The deeper context behind this partnership is the severe global AI computing supply-demand imbalance. NVIDIA GPU production capacity is currently constrained, and major cloud providers' GPU clusters are fully booked. While Google has its proprietary TPU chips, they remain insufficient to meet the explosive demand from Gemini model training and inference. Although SpaceX is known for its aerospace business, its Starlink operations have accumulated substantial data center infrastructure capable of providing computing services.

This partnership holds significant strategic value for both parties — Google can supplement its TPU computing capacity shortfall, while SpaceX can leverage this to support its IPO process. At $920 million per month over approximately 26 months, the total contract value approaches $24 billion — close to the annual revenue of some mid-sized cloud computing companies. This fully reflects the enormous gap in current AI computing demand and confirms computing power's strategic position as "the new oil."

Anthropic and Open-Source Ecosystem Developments

Claude Cowork Limited-Time Double Credits Promotion

Anthropic has launched a limited-time Claude Cowork promotion, doubling users' available credits through the following month. This initiative aims to help users tackle larger and more complex tasks, reflecting Anthropic's aggressive user growth strategy.

Riverflow 2.5 Image Generation Model Released

The image generation model Riverflow 2.5 has been officially released, with improvements across all text-to-image and image-to-image capabilities. The model features built-in reasoning editing logic, representing a new trend in image generation: models can not only generate images but also understand the semantic logic of editing instructions.
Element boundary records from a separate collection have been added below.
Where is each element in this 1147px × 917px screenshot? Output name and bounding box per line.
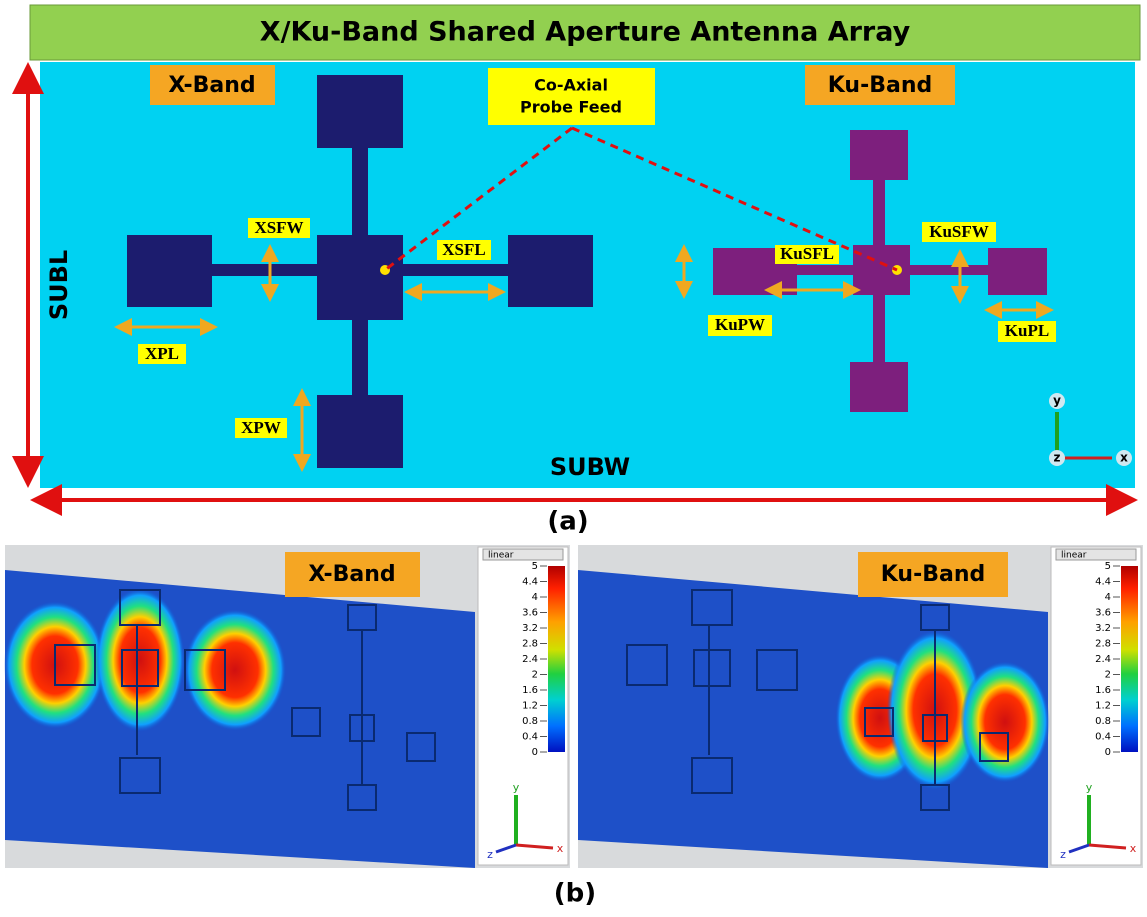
subw-label: SUBW: [550, 453, 630, 481]
colorbar-tick-label: 4.4: [522, 577, 538, 588]
colorbar-tick-label: 0: [1105, 747, 1111, 758]
colorbar-tick-label: 1.2: [1095, 701, 1111, 712]
colorbar-tick-label: 1.2: [522, 701, 538, 712]
dim-label: XSFL: [442, 240, 485, 259]
dim-label: KuSFL: [780, 244, 834, 263]
colorbar-tick-label: 1.6: [522, 685, 538, 696]
panel-a: SUBL SUBW X-Band Ku-Band: [28, 62, 1135, 537]
axis-label: z: [487, 848, 493, 861]
axis-label: x: [1130, 842, 1137, 855]
colorbar-tick-label: 5: [1105, 561, 1111, 572]
band-label: Ku-Band: [828, 73, 932, 98]
feed-label: Co-Axial: [534, 76, 608, 95]
caption: (b): [554, 879, 596, 909]
colorbar-tick-label: 0: [532, 747, 538, 758]
colorbar-tick-label: 2: [1105, 670, 1111, 681]
feed-label: Probe Feed: [520, 98, 622, 117]
colorbar-tick-label: 3.2: [522, 623, 538, 634]
dim-label: KuPL: [1005, 321, 1049, 340]
colorbar-tick-label: 4.4: [1095, 577, 1111, 588]
scale-label: linear: [1061, 551, 1087, 561]
colorbar-tick-label: 0.4: [522, 732, 538, 743]
colorbar-tick-label: 3.6: [1095, 608, 1111, 619]
dim-label: KuPW: [715, 315, 765, 334]
band-label: X-Band: [168, 73, 255, 98]
colorbar-tick-label: 2.4: [1095, 654, 1111, 665]
axis-label: x: [557, 842, 564, 855]
scale-label: linear: [488, 551, 514, 561]
colorbar-tick-label: 4: [1105, 592, 1111, 603]
axis-label: y: [1086, 781, 1093, 794]
caption: (a): [547, 507, 588, 537]
field-hotspot: [95, 588, 185, 732]
dim-label: KuSFW: [929, 222, 989, 241]
dim-label: XPL: [145, 344, 179, 363]
colorbar-tick-label: 0.4: [1095, 732, 1111, 743]
axis-label: y: [513, 781, 520, 794]
colorbar-tick-label: 0.8: [522, 716, 538, 727]
panel-b: X-Band linear 5 4.4 4 3.6 3.2 2.8 2.4 2 1.6 1.2 0.8 0…: [4, 545, 1143, 868]
axis-label: y: [1053, 394, 1061, 408]
subl-label: SUBL: [45, 250, 73, 320]
colorbar-tick-label: 4: [532, 592, 538, 603]
figure: X/Ku-Band Shared Aperture Antenna Array …: [0, 0, 1147, 917]
colorbar-tick-label: 2: [532, 670, 538, 681]
colorbar-tick-label: 3.6: [522, 608, 538, 619]
field-hotspot: [960, 661, 1050, 783]
field-hotspot: [184, 609, 286, 731]
dim-label: XSFW: [254, 218, 303, 237]
colorbar-tick-label: 5: [532, 561, 538, 572]
dim-label: XPW: [241, 418, 281, 437]
band-label: X-Band: [308, 562, 395, 587]
colorbar: [548, 566, 565, 752]
colorbar-tick-label: 3.2: [1095, 623, 1111, 634]
axis-label: z: [1054, 451, 1061, 465]
colorbar-tick-label: 2.8: [522, 639, 538, 650]
colorbar-tick-label: 0.8: [1095, 716, 1111, 727]
band-label: Ku-Band: [881, 562, 985, 587]
colorbar-tick-label: 2.4: [522, 654, 538, 665]
colorbar-tick-label: 2.8: [1095, 639, 1111, 650]
colorbar-tick-label: 1.6: [1095, 685, 1111, 696]
title: X/Ku-Band Shared Aperture Antenna Array: [260, 17, 911, 48]
axis-label: z: [1060, 848, 1066, 861]
colorbar: [1121, 566, 1138, 752]
axis-label: x: [1120, 451, 1128, 465]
For example, when a user instructs "change the background to nighttime but keep the person's lighting natural," the model needs to reason about which pixels to modify, which to preserve, and how to coordinate lighting — far more complex than simple image inpainting, essentially requiring the model to possess common-sense reasoning about the physical world.

The model supports up to 4K image export, and the Pro version is available for free on OpenRouter, providing creators with another high-quality option.

NVIDIA Nemotron 3 Ultra Now Free to Use

OpenCode announced that NVIDIA's open-source flagship model Nemotron 3 Ultra is now available for free on its platform, with support for long-context processing. However, the end date has not been officially specified, so interested developers are advised to try it out soon.

Summary and Outlook

Looking at today's AI industry developments, competition among leading companies is unfolding simultaneously across multiple dimensions: OpenAI continues pushing GPT series iterations, Google consolidates its ecosystem through computing partnerships and model optimization, and Anthropic competes for users with promotional offers. The battle for computing resources has become one of the core battlegrounds in the AI race, as the scale of the Google-SpaceX partnership clearly demonstrates.